Today, I know I have significantly contributed to the material culture of Canada, not only through my published efforts but through my assorted 2D and 3-D artworks done over a period of 40 years. Overall, it is an artist legacy that I am proud of.
Throughout the years I have received an assortment of awards. Ribbons, trophies and award certificates are wonderful, but, realistically, one cannot build a successful career on accolades from one's peers. The greater reward comes from a completed work that exceeds another's expectations. When others find value in your service, or written words, and are willing to pay you for it, you know you've got it right. Your next piece, your next job, your next commission or your next book is the most important point in your evolving life's work.
The journey of an artist is not an easy one. You must keep at it. Keep your eyes and ears open. Absorb the highs and lows as part of the grand mystery of Life. Constant exploration and questioning is essential to your own evolution.

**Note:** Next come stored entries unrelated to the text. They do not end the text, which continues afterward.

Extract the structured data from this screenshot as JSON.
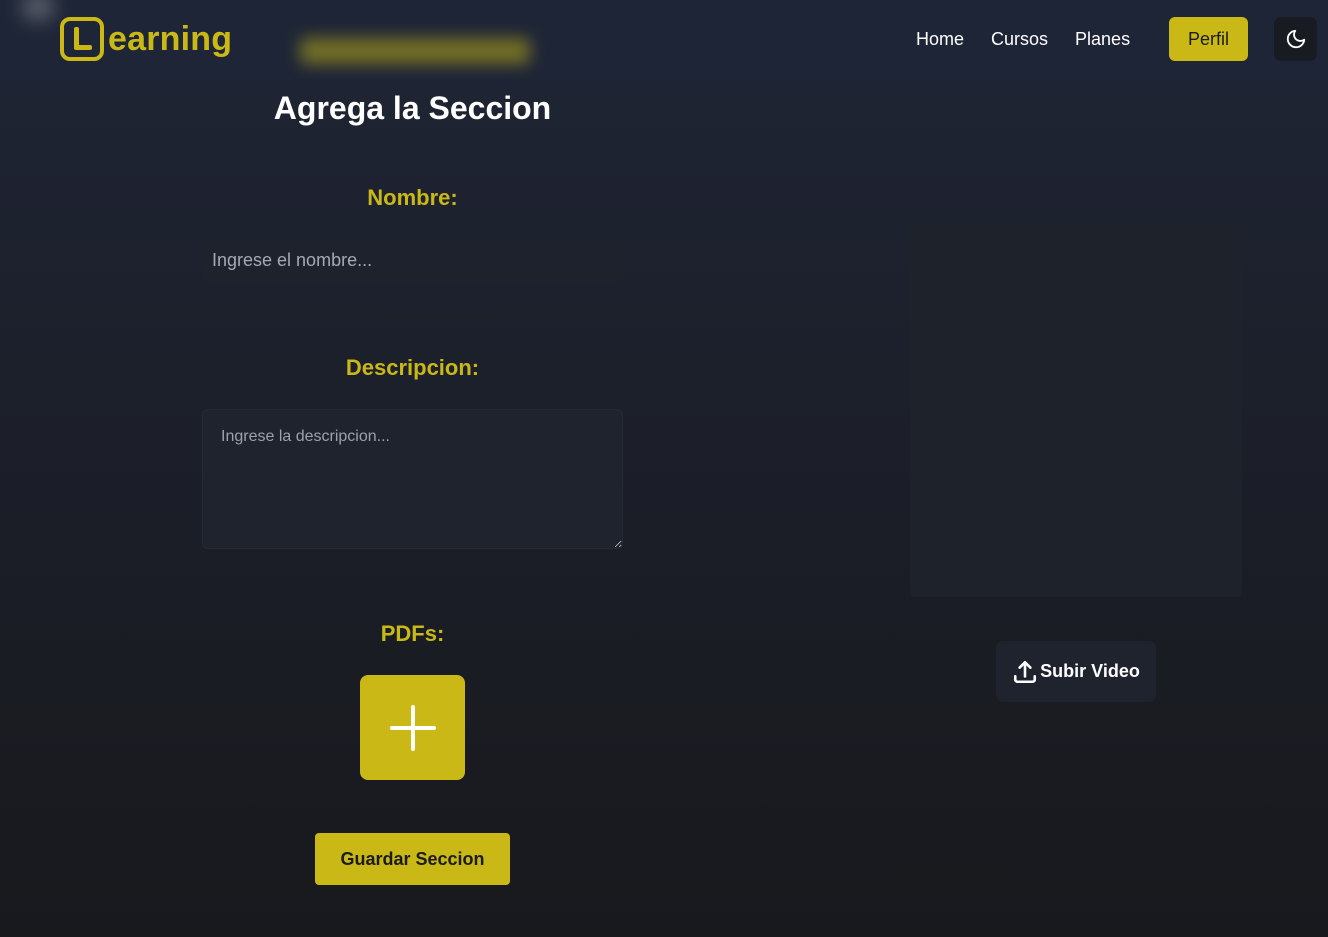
{
  "brand": {
    "logo_text": "earning",
    "logo_letter": "L",
    "accent_color": "#c9b816"
  },
  "nav": {
    "links": [
      {
        "label": "Home"
      },
      {
        "label": "Cursos"
      },
      {
        "label": "Planes"
      }
    ],
    "profile_button": "Perfil",
    "theme_toggle_icon": "moon-icon"
  },
  "form": {
    "title": "Agrega la Seccion",
    "name_label": "Nombre:",
    "name_placeholder": "Ingrese el nombre...",
    "name_value": "",
    "description_label": "Descripcion:",
    "description_placeholder": "Ingrese la descripcion...",
    "description_value": "",
    "pdfs_label": "PDFs:",
    "add_pdf_icon": "plus-icon",
    "save_button": "Guardar Seccion"
  },
  "video": {
    "upload_icon": "upload-icon",
    "upload_button": "Subir Video"
  }
}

The Spirit of Toronto, (Image Publishing, 1984). A compiled social history about Toronto's 43 different religious faiths. (Available in Toronto metro libraries.)
Her first novel, Economic Sex, (published under pen-name with Toronto's literary press, Coach House Press, 1985), chronicles a bewildering love affair between a Canadian and an American. (Available via Antiquarian booksellers.)
Her second novel, The Gilded Beaver by Anonymous, (MLH Productions/AcornPressCanada, 1999), details the story of an ambitious Canadian fine furniture designer's attempt to satisfy the aesthetic desires of a billionaire client.
During her artistic career, she has also written two books of poetry, (Bush Chord and On Top of Mount Nemo), produced a spoken-word and electro-pop album for Canada's sesquicentennial, CANADADA: TAKE TWO, and crafted several limited edition art-books that explain her art practice, such as CANADADA: A Painter's Nature. These titles are available through her website.
When not at the easel or behind a camera, Lindsay continues to write poetry and short stories. One short story, The Frozen Goose, was published in 2014 in a WW1 anthology entitled, ENGRAVED: Canadian Stories of the First World War. In 2016, she transcribed that tale into a screenplay, then produced and directed her first narrative film The Frozen Goose.
Her latest novel, TRILLIUM, MLH Productions/AcornPressCanada, 2019), is a hybrid historical fiction that spans 250 years starting from the mid-1750s. The story follows three very different young men who arrive from disparate backgrounds and make a go of it in the burgeoning wine-making district of Niagara on the southern shore of Lake Ontario. A compelling family saga, TRILLIUM offers a timely overview of who and what they – and we – as Canadians – are becoming.